Relational database stores data mined by means of the DTS device. Typical warehouse architecture involves dividing objects into stagging area objects, detailed data layer objects and aggregated data layer objects.
Stageing area is used for preparing data for transfer into detailed layer. Stagging area objects are used by loading processes with short-term goals e.g. for data clearing. Chart records within this layer may be subject to modification.
Retail data layer consists of structures which preserve data for the needs of data warehouse and constitutes its running basis. Information gathered within reflect the state of data of source system in the course of time. Charts within this layer are versionized by time, which enables presentation of retail data for a particular day.
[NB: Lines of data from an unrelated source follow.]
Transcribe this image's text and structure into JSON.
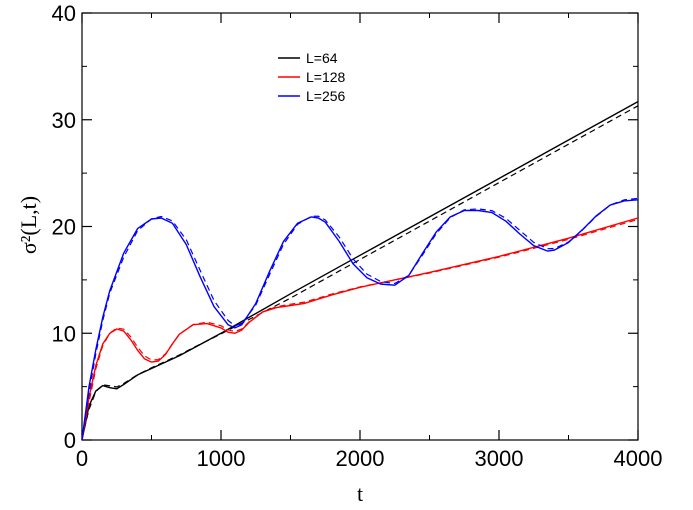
{
  "chart_data": {
    "type": "line",
    "xlabel": "t",
    "ylabel": "σ²(L,t)",
    "xlim": [
      0,
      4000
    ],
    "ylim": [
      0,
      40
    ],
    "x_ticks": [
      "0",
      "1000",
      "2000",
      "3000",
      "4000"
    ],
    "y_ticks": [
      "0",
      "10",
      "20",
      "30",
      "40"
    ],
    "legend_position": "top-center",
    "grid": false,
    "series": [
      {
        "name": "L=64",
        "color": "#000000",
        "x": [
          0,
          50,
          100,
          150,
          200,
          250,
          300,
          400,
          500,
          600,
          700,
          800,
          1000,
          1500,
          2000,
          2500,
          3000,
          3500,
          4000
        ],
        "y": [
          0,
          3.2,
          4.6,
          5.1,
          4.9,
          4.8,
          5.2,
          6.1,
          6.7,
          7.3,
          7.9,
          8.6,
          10.0,
          13.7,
          17.3,
          20.9,
          24.5,
          28.1,
          31.7
        ]
      },
      {
        "name": "L=128",
        "color": "#ff0000",
        "x": [
          0,
          50,
          100,
          150,
          200,
          250,
          300,
          350,
          400,
          450,
          500,
          550,
          600,
          650,
          700,
          800,
          900,
          1000,
          1050,
          1100,
          1150,
          1200,
          1300,
          1400,
          1500,
          1600,
          1700,
          1800,
          2000,
          2500,
          3000,
          3500,
          4000
        ],
        "y": [
          0,
          4.0,
          7.0,
          9.0,
          10.0,
          10.4,
          10.2,
          9.4,
          8.4,
          7.6,
          7.3,
          7.4,
          8.0,
          9.0,
          9.9,
          10.8,
          10.9,
          10.5,
          10.1,
          10.0,
          10.3,
          11.0,
          12.0,
          12.4,
          12.6,
          12.8,
          13.2,
          13.6,
          14.3,
          15.7,
          17.2,
          18.9,
          20.8
        ]
      },
      {
        "name": "L=256",
        "color": "#0000ff",
        "x": [
          0,
          50,
          100,
          150,
          200,
          300,
          400,
          500,
          570,
          650,
          750,
          850,
          950,
          1050,
          1100,
          1150,
          1250,
          1350,
          1450,
          1550,
          1650,
          1700,
          1750,
          1850,
          1950,
          2050,
          2150,
          2250,
          2350,
          2450,
          2550,
          2650,
          2750,
          2850,
          2950,
          3050,
          3150,
          3250,
          3350,
          3400,
          3500,
          3600,
          3700,
          3800,
          3900,
          4000
        ],
        "y": [
          0,
          5.0,
          8.5,
          11.5,
          14.0,
          17.5,
          19.8,
          20.7,
          20.8,
          20.3,
          18.3,
          15.3,
          12.5,
          10.8,
          10.5,
          10.8,
          12.8,
          15.8,
          18.6,
          20.3,
          20.9,
          20.8,
          20.4,
          18.6,
          16.5,
          15.2,
          14.6,
          14.5,
          15.4,
          17.5,
          19.5,
          20.9,
          21.5,
          21.5,
          21.3,
          20.5,
          19.3,
          18.2,
          17.7,
          17.8,
          18.5,
          19.7,
          21.0,
          22.0,
          22.4,
          22.5
        ]
      }
    ]
  }
}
Chart records within this layer aren’t subject to modification.
Aggregated data layer consists of denormalized and/or aggregated data structures with the aim of improving the effectiveness of reporting and analyses. Charts within this layer are versionized by time, which enables reconstruction of the state of current knowledge for a particular day of performed analysis. Depending on functionality and effectiveness needs data within this layer may be subject to modification.

Analysis Services

Analysis Services is a set of components which enable reporting in multidimensional technology – OLAP. The product functions on its own and is not dependent on relational database Microsoft SQL Server, despite common distribution.
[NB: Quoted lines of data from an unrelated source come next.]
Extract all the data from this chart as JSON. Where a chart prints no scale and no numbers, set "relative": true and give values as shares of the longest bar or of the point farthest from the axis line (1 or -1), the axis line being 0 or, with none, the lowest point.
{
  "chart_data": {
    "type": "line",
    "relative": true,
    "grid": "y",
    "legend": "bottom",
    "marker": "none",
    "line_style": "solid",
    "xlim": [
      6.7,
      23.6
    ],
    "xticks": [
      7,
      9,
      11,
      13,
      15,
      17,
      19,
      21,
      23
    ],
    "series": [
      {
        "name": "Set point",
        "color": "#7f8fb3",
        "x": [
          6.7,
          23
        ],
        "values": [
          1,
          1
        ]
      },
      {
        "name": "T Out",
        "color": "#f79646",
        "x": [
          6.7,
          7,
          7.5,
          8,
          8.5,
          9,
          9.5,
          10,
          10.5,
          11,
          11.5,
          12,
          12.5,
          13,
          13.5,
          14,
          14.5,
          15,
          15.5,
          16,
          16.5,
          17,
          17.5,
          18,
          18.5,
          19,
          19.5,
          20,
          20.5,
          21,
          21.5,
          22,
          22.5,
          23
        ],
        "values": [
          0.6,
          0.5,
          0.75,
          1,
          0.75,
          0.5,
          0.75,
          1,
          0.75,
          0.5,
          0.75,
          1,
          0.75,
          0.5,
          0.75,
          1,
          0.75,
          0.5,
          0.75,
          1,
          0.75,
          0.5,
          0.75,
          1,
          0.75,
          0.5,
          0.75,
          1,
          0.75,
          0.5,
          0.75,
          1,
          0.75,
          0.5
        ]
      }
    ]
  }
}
Data is extracted from relational structures, modified into a multidimensional model and, aggregated, it is sent to multidimensional cubes. They are extracted, on demand, from Pivot Table Service installed on client’s station and transferred to reporting devices e.g. Cube Browser or Microsoft Excel.
The basis for multidimensional reporting is constituted by a multidimensional cube. Cubes are created in the course of structure construction. In the data warehouse life cycle, once every defined period, data is added on the basic level. Then, the whole cube is modified in order to obtain refreshed aggregated data. It is particularly this purpose that one of the two above mentioned DTS tasks serves: Analysis Services Processing Task.
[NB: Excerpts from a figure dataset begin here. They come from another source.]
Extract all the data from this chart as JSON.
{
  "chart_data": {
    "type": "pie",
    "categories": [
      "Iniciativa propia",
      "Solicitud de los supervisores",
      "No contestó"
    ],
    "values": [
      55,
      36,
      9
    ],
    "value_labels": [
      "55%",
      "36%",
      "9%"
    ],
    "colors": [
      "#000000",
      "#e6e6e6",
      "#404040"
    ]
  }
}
Analysis Manager is a device which enables editing cubes. It renders possible establishing a link with data sources containing values as well as hierarchies of measures and dimensions. Analysis Services enables connecting with every data source to which there are ODBC drivers available and creating cubes on the basis of data extracted from thereby. They may be, in particular, data sources on platforms other than Windows.
Within cubes there is a possibility of creating calculated measures and virtual cubes as well as restricting users’ access to data. Security mechanisms are integrated with those on Windows domain. By means of Analysis Manager one can create data mining models both on the basis of relational and multidimensional data. There are two algorithms available: clustering and decision trees.
It may happen in almost every company that after the humdrum and stressful process of creating an application, the time comes for its implementation which causes fear on the part of users who have to learn “another software”. By means of Analysis Services it is possible to make the atmosphere more relaxed because users who have less time for learning new gadgets may be handed in reports in the form of Microsoft Excel pivot tables linked with a cube. Thus, users obtain new data within an already familiar environment, which facilitates its use. The author has observed that neglecting user’s preferences pertaining to access to data may easily discourage any report addressees from using them. And what does a company need even the best data warehouse for, if it’s not in use?

Conclusion

The suggested solution covers a part of functionality which a modern Business Intelligence system should ensure. Its implementation is inexpensive and technologically simple. It doesn’t mean, however, that I consider construction of a profit-generating data warehouse to be trivial. By means of the described architecture one avoids numerous difficulties in terms of incompatibility and is enabled to concentrate on the main goal, getting cash out of data.